Die Studie liefere zwar keinen Beweis für eine ursächliche Verbindung zwischen Zika und Mikrozephalie, aber: „Wir zeigen, dass das Zika-Virus im Labor neuronale Zellen infiziert, die während der Hirnentwicklung den Kortex formen“, wird Ko-Autor Hongjun Song von der Johns Hopkins University in Baltimore (US-Staat Maryland) in einer Mitteilung des Verlags zitiert.

Die Forscher wollen den Zusammenhang genau verstehen

„Wir versuchen, die Wissenslücke zwischen Infektion und neurologischen Defekten zu füllen“, sagt Erstautor Tang. „Diese Studie ist der allererste Schritt, aber sie beantwortet eine entscheidende Frage. Und sie erlaubt uns, die Forschung einzugrenzen. Jetzt kann man das Virus im richtigen Zelltyp untersuchen, Wirkstoffe am richtigen Zelltyp prüfen und die Biologie am richtigen Zelltyp studieren.“ Nun wollen die Forscher unter anderem klären, warum das Virus ausgerechnet diesen Zelltyp befällt und wie es die Blut-Hirn-Schranke überwindet.

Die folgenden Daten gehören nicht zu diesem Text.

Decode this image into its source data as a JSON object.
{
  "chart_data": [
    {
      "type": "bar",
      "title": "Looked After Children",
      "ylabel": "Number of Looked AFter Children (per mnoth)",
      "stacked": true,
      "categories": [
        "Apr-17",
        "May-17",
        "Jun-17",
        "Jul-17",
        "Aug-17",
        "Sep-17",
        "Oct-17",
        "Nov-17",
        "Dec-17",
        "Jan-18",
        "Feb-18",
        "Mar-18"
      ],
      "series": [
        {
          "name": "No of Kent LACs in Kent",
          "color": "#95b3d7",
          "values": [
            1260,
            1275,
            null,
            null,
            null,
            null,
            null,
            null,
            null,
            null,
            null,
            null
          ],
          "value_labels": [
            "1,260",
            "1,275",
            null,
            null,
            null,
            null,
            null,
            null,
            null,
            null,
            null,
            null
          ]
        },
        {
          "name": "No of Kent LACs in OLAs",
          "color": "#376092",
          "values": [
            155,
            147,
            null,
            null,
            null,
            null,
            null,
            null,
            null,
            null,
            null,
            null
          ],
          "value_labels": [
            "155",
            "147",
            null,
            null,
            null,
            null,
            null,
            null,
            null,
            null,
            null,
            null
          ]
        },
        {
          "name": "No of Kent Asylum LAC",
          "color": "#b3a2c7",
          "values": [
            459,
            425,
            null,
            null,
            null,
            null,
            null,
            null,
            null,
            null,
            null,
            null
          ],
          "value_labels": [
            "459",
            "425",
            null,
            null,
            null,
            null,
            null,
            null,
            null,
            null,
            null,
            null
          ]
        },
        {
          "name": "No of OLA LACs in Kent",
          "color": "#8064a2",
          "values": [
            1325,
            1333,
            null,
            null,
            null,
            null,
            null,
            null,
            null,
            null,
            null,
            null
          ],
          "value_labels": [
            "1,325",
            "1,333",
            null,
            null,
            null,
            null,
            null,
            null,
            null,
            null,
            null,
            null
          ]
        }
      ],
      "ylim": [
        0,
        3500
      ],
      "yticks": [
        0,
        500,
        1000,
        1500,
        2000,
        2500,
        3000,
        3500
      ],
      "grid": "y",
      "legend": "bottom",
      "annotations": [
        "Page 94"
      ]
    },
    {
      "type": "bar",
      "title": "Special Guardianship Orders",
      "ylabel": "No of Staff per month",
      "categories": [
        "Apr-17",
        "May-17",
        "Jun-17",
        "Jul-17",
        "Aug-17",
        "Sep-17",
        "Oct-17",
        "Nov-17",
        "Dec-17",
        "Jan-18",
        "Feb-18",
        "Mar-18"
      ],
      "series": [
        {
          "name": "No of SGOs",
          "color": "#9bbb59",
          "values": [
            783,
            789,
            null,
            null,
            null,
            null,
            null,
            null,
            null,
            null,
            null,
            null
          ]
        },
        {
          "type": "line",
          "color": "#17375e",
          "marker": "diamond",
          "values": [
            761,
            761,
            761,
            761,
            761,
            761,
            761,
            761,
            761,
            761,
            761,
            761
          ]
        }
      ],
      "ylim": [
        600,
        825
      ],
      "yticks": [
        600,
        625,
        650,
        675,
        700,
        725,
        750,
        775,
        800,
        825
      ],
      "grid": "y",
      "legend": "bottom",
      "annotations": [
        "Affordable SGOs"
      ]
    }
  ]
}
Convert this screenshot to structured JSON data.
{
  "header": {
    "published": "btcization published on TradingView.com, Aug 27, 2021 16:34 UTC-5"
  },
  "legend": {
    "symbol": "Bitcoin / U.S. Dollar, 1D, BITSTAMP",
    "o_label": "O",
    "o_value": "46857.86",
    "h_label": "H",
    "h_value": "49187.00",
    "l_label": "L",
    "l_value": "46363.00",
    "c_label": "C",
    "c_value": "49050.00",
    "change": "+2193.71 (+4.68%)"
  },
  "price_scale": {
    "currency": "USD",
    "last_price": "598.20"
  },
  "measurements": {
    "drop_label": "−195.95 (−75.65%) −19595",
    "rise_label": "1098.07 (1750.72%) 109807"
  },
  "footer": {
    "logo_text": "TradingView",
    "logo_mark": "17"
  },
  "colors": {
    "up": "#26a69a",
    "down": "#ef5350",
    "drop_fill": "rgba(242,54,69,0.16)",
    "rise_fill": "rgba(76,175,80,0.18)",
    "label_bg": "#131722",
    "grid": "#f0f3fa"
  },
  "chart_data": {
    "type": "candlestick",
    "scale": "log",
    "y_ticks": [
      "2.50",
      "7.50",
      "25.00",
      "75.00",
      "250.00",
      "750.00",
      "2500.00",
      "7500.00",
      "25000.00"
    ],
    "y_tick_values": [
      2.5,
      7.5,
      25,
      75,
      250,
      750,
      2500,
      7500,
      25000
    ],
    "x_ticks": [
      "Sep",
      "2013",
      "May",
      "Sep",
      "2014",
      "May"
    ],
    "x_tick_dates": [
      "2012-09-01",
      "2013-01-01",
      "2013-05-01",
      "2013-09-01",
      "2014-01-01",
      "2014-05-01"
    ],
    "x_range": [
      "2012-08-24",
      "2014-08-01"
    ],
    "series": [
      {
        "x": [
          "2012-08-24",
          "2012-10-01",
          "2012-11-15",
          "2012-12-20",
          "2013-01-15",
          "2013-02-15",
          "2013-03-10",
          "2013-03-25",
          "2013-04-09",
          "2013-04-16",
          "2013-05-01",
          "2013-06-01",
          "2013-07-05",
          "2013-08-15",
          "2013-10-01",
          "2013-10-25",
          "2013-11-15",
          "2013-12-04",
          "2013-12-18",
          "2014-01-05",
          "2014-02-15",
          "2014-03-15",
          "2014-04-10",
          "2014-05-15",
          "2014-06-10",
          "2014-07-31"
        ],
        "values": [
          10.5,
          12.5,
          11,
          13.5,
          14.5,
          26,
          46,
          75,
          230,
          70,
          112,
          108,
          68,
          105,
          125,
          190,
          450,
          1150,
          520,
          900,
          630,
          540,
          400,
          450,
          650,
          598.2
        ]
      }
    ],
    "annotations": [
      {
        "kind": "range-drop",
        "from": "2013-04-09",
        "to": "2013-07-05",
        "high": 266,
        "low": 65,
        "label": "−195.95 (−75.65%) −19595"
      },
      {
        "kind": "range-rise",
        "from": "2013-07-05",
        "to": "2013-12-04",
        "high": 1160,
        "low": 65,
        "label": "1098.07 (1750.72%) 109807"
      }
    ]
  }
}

Man habe innerhalb kurzer Zeit sehr schön gezeigt, dass sich diese Stammzellen grundsätzlich infizieren lassen, sagt Prof. Jonas Schmidt-Chanasit vom Hamburger Bernhard-Nocht-Institut für Tropenmedizin (BNITM), der nicht an der Studie beteiligt war. „Das passt wunderbar zu neuen Daten, denen zufolge sich das Virus im neuronalen Gewebe von Babys mit Mikrozephalie nachweisen lässt.“ 

Wiederholung mit der grassierenden Zika-Variante

Allerdings mahnt der Experte vor übereilten Schlüssen: Denn die Forscher verwandten eine Zika-Variante, die seit längerem im Labor kultiviert wurde und die zudem von der afrikanischen Linie des Erregers stammt. Um einen Zusammenhang bei der aktuellen Epidemie klarer aufzuzeigen, müsse man die Versuche mit der asiatischen Zika-Variante, die derzeit in Lateinamerika kursiert, wiederholen.

Erst Anfang vergangener Woche hatten französische Forscher im Fachblatt „The Lancet“ eine klare Verbindung zwischen dem Zika-Virus und dem Guillain-Barré-Syndrom aufgezeigt. Diese seltene Autoimmun-Erkrankung geht mit Lähmungserscheinungen einher und kann tödlich enden.

WHO berät weitere Schritt

Seit Montag beraten Experten auf Einladung der WHO in Genf, auf welchen Gebieten es am meisten Handlungs- und Forschungsbedarf gibt, um die Zika-Epidemie sowie die Fehlbildungen zu stoppen. Ab Dienstag diskutiert außerdem auch das Notfallkomitee der WHO, ob ihre Empfehlungen noch schärfer gefasst werden sollen.